Bitlis Eren Üniversitesi (BEÜ) Sosyoloji Bölümü Öğretim Üyesi ve Kültürel ve Sosyal Çalışmalar Araştırma ve Uygulama Merkezi Müdürü Doç. Dr. Adem Palabıyık, Diyarbakır anneleri ile ilgili ilk kez bilimsel bir çalışma yaptı.
Yapılan bilimsel çalışma araştırmasında dikkat çeken sonuçlar ortaya çıkarken, nitel yöntem ve yüz yüze görüşme tekniği ile çalışma yapıldı. Konuyla ilgili olarak İHA’ya açıklamalarda bulunan Palabıyık, “Sosyolojik araştırması için nöbetteki 15 anne ve 5 baba ile görüşüldü. Hikayeleri tek tek dinlendi. Yapılan araştırma çarpıcı sonuçları ortaya çıkardı. Orada hem asker anneleri, hem polis anneleri bir de sivil anneler var. Sivillerin orada olması bir terör olayı yaşandığını ve HDP'nin de Türkiye'de yaşanan bir terör olayına karşı sessiz kaldığını ortaya koyuyor” dedi.
Yapılan araştırmanın, evlat nöbetinin örgütlü hareket olmadığını desteklediğini ifade eden Doç. Dr. Adem Palabıyık, “HDP’nin iddia ettiği “Kürt kadınını biz temsil ediyoruz ve Kürt kadınının demokratikleşmesini biz sağlayabiliriz” iddiası ve tezi çöktü. Bu tez, terör örgütü PKK’nı tezidir ve bu pratikle anlaşılmaktadır ki, HDP, PKK’nın politikalarını uygulayan bir partidir. HDP, Kürt sorunundan ziyade PKK’yı kurtarma ve ayrıcalık sağlama peşindedir. Ayrıca, ilk defa Kürt kavramı üzerinde bir siyasal mücadele içinde olmadan sivil bir mücadele başlatıldı. Bir toplumsal hareket olarak Diyarbakır Anneleri, örgütlü ve birbirini tanıyan insanlardan bir araya gelmedi. Tam tersine, birbirini tanımayan anne ve babalar, ortak bir amaç için Kürt sorunu meselesinde kendilerinin söz hakkı olduğunu söyleyen bir yapıya HDP'ye karşı protesto geliştirdi. Bu protesto, Kürt sorunu ile PKK’nın ayrı konular olmadığını bir kere daha ortaya koymuştur” diye konuştu.

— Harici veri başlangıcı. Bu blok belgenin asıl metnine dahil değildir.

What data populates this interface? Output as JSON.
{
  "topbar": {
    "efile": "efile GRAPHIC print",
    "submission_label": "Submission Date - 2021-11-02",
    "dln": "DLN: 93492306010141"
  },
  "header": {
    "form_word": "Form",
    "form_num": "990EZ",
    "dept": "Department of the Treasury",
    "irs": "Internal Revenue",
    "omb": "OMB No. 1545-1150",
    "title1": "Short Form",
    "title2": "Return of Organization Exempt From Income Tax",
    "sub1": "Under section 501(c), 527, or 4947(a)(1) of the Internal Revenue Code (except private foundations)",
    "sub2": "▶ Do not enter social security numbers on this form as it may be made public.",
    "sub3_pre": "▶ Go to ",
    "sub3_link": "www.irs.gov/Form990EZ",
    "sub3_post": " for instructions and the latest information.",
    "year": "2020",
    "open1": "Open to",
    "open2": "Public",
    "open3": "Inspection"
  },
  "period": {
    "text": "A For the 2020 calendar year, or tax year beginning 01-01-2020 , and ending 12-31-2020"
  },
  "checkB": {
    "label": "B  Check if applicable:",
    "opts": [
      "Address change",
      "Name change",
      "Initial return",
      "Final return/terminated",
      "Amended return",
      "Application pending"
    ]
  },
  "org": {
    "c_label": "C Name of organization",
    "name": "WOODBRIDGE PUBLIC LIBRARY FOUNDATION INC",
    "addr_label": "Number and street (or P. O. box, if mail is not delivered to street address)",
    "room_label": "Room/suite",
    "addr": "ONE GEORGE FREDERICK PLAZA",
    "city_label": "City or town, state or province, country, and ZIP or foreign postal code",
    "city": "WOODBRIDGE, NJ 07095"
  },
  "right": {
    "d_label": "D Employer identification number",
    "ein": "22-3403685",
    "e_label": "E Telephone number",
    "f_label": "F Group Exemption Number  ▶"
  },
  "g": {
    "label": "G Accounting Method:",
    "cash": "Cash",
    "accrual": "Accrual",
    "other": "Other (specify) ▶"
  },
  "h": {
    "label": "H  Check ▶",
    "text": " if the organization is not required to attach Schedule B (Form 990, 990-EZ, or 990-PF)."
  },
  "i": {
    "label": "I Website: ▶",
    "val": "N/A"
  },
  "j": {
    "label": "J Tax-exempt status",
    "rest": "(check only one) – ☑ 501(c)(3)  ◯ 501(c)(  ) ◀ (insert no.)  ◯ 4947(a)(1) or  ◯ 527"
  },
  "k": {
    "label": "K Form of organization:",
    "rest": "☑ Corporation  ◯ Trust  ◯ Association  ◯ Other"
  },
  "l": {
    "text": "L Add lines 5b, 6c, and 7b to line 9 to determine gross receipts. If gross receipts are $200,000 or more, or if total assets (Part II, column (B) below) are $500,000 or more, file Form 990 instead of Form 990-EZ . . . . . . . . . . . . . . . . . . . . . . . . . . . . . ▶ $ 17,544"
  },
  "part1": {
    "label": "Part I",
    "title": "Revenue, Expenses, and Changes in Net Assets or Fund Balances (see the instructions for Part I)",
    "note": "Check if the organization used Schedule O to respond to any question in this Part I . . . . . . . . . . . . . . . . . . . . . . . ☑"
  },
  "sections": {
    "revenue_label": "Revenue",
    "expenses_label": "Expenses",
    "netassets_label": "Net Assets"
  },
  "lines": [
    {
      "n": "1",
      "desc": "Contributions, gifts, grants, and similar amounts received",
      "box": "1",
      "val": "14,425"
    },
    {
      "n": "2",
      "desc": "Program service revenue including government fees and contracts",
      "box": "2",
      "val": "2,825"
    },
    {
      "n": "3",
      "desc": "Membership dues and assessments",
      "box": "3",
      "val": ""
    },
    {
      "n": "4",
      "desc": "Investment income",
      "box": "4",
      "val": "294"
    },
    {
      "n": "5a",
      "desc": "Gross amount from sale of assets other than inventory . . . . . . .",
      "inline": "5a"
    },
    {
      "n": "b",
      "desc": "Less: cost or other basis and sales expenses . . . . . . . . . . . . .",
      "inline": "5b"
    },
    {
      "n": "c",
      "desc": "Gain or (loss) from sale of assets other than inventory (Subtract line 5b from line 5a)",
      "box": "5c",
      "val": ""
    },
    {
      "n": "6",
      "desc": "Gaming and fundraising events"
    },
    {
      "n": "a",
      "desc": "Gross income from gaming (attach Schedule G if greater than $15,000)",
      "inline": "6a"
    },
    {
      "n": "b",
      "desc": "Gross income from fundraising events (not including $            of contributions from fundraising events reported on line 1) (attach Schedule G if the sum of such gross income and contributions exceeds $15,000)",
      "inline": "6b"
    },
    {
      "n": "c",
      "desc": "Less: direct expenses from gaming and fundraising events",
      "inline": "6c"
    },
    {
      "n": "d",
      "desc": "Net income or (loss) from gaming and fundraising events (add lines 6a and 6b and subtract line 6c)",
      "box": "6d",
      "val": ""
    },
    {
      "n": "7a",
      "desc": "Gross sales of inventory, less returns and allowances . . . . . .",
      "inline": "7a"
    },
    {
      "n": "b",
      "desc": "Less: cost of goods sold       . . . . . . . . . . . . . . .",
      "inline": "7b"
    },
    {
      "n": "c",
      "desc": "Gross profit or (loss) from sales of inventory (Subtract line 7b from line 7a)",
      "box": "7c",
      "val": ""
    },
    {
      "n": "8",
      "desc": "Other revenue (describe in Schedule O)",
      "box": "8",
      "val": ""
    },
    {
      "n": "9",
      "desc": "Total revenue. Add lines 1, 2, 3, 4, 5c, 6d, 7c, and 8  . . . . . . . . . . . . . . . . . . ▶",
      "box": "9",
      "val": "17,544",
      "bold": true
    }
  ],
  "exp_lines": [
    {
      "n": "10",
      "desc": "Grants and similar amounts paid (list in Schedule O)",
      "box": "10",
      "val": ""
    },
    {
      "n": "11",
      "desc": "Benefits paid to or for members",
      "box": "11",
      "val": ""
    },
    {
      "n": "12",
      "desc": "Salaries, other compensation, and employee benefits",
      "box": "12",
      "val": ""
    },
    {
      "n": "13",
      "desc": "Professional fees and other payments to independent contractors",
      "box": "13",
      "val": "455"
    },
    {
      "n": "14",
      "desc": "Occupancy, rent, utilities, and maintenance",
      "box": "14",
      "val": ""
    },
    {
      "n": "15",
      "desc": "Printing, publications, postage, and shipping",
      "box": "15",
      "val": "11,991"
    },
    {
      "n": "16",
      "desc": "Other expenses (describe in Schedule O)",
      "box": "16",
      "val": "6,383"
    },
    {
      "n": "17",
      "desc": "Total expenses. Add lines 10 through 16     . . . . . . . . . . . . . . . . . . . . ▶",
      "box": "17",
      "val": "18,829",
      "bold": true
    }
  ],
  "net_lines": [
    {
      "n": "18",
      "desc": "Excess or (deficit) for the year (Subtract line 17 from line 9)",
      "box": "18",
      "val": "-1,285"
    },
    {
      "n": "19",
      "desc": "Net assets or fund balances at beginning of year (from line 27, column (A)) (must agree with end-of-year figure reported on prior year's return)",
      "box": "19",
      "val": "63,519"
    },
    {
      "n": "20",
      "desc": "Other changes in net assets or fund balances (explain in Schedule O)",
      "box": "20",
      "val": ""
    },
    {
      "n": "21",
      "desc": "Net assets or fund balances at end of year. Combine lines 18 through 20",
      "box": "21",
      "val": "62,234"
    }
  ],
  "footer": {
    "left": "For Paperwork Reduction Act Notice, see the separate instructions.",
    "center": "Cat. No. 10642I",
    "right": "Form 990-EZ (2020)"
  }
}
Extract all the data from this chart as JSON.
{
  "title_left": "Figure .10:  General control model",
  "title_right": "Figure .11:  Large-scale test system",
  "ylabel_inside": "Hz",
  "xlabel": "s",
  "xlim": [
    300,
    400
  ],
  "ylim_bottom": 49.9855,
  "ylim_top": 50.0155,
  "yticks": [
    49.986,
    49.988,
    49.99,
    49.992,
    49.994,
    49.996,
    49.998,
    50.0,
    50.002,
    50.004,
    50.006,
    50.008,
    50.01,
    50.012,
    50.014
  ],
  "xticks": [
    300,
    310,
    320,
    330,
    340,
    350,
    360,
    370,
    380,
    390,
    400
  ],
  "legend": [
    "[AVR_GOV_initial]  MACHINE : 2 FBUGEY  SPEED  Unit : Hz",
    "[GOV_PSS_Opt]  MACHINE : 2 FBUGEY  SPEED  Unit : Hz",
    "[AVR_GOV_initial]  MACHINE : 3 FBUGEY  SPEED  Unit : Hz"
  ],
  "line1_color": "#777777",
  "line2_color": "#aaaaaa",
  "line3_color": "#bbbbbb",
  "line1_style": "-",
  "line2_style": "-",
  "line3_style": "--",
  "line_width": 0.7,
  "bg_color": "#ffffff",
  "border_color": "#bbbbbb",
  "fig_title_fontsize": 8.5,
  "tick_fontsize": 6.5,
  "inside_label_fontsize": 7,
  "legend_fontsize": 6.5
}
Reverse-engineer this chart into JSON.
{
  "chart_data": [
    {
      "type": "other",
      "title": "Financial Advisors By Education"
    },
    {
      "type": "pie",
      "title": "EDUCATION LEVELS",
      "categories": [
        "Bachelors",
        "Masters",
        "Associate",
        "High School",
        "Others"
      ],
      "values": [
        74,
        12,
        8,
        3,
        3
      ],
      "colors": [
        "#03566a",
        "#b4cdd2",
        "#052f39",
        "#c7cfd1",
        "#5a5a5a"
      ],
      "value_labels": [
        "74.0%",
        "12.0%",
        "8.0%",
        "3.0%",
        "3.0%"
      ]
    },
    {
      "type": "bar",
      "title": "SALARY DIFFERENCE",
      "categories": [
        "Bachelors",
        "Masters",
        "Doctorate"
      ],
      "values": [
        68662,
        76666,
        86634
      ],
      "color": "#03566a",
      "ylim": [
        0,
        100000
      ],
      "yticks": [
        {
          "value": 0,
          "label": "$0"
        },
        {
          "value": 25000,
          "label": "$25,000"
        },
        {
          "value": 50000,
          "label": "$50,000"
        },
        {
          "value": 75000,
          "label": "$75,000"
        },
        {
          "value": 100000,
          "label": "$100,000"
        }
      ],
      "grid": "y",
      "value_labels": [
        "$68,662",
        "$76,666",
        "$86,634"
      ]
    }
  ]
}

Palabıyık sözlerini şöyle sürdürdü:
“Anneler ve babalar, tamamen sivil bir hareket oldukları için herhangi bir bağlantı içinde değillerdir, ihtiyaçları da sivil otoriterler tarafından karşılanmaktadır. Diyarbakır annelerinin yönlendirildiğine dair iddialar da doğru değildir. Yüz yüze görüştüğüm bütün anne ve babalar, devletten herhangi bir yardım almadıklarını teyit etmişlerdir. Ayrıca, HDP’ye defalarca evlatları ile alakalı görüşme talebinde bulunduklarını ama hiçbir cevap alamadıklarını, Kürt kimliğine sahip olmalarına rağmen PKK karşıtı oldukları için dinlenilmediklerini ifade etmişlerdir. Süreç içinde sayın Cumhurbaşkanına çok güvendiklerini, Cumhurbaşkanının kendilerine bu konuda destek olacağını belirttiklerini ve ancak bu ifade sonrası gönüllerinin huzur bulduğunu dile getirmişlerdir. Çadırdaki babalar ise evlatları ile alakalı olarak PKK’nın kendilerinden para talep ettiğini, para götürmelerine rağmen evlatlarını alamadıklarını görüşmelerde ifade etmişlerdir. Diyarbakır anneleri, Diyarbakır’ın göbeğinde HDP’ye meydan okumuştur. Anneler ile birlikte, devlete karşı güven üst düzeyde sağlanmış, ayrıca anneler ve babalar güven üreten ve sürdüren bir niteliğe de kavuşmuşlardır. Annelik, güveni tesis eden bir statü olarak, Diyarbakır’da HDP’ye karşı inşa edilmiştir. HDP, anneleri kendi geçmişlerinden koparmaya çalışmış, seküler bir yapının parçalarını olmayı teklif etmiş ama anneler ve babalar bunu reddetmiştir. HDP’nin, din ile olan kavgası, bu süreçte de kendini göstermiştir. Anneler ve babalar, dindar oldukları için HDP’liler tarafından dinlenilmediklerini de eklemişlerdir.”